Re: Chances of silent errors?

pg@xxxxxxxxxxxxxxxxxxxx (Peter Grandi) · Mon, 21 Jan 2013 22:39:22 +0000

> Coming from the zfs world, I've heard a few talk about the
> chances of "silent errors", meaning the checksum on the drives
> match, but the data being bad because of matching checksum
> (aka collisions). [ ... ]

That's a very narrow definition of "silent errors", they happen
in any case where incorrect data has been written to persistent
storage from memory, and yet no error has been signaled.

A common cause of those is software or firmware (HBA, disk, ...)
bugs, that either read or write the wrong blocks or modify them
in transit.

The classic report on this is from CERN's extensive testing:

  http://w3.hepix.org/storage/hep_pdf/2007/Spring/kelemen-2007-HEPiX-Silent_Corruptions.pdf

As to checksum collisions, that depends a bit on sector size and
the type/length of checksum and "enterprise" drives can usually
be formatted with different size sectors to accomodate different
size checksums.

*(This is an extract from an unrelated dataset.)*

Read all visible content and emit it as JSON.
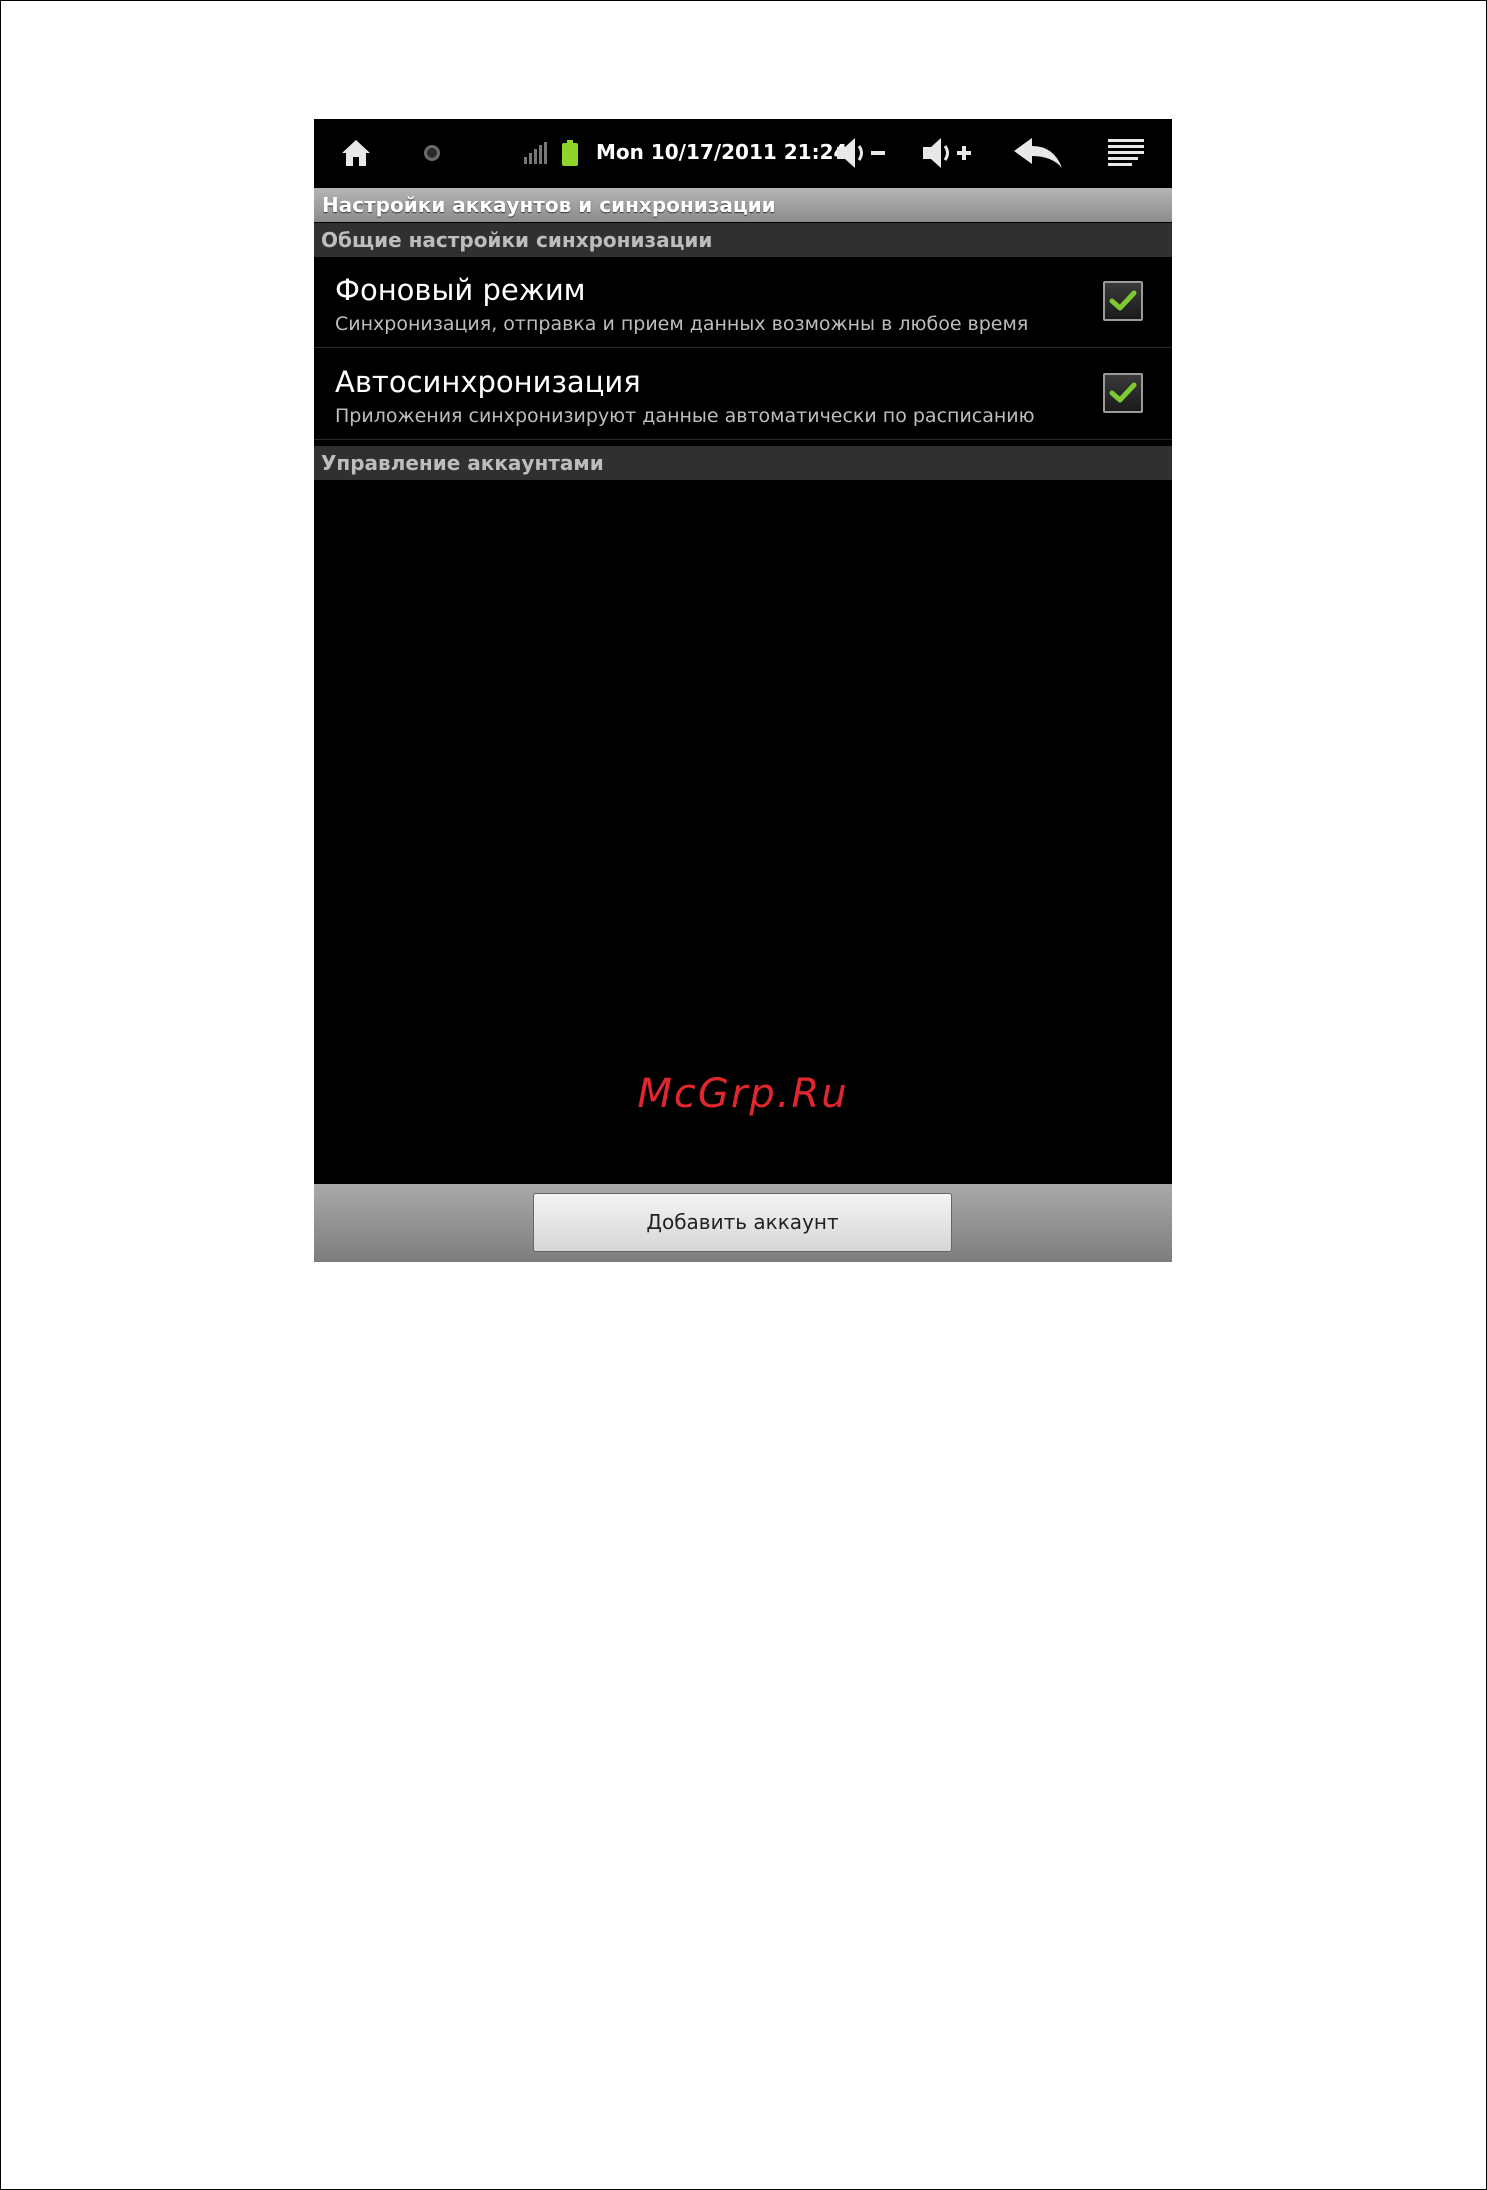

I would also suspect that it is far more likely
that very different blocks on the same disk have legitimately
the same checksum than a slightly corrupted block gets the same
checksum as the uncorrupted one...

For some context the details of the very informative SAVVIO
product manual here, page 15, the "Miscorrected Data" line:

  http://www.seagate.com/internal-hard-drives/enterprise-hard-drives/hdd/savvio-15k/

or also, page 43, the section "Protection Information".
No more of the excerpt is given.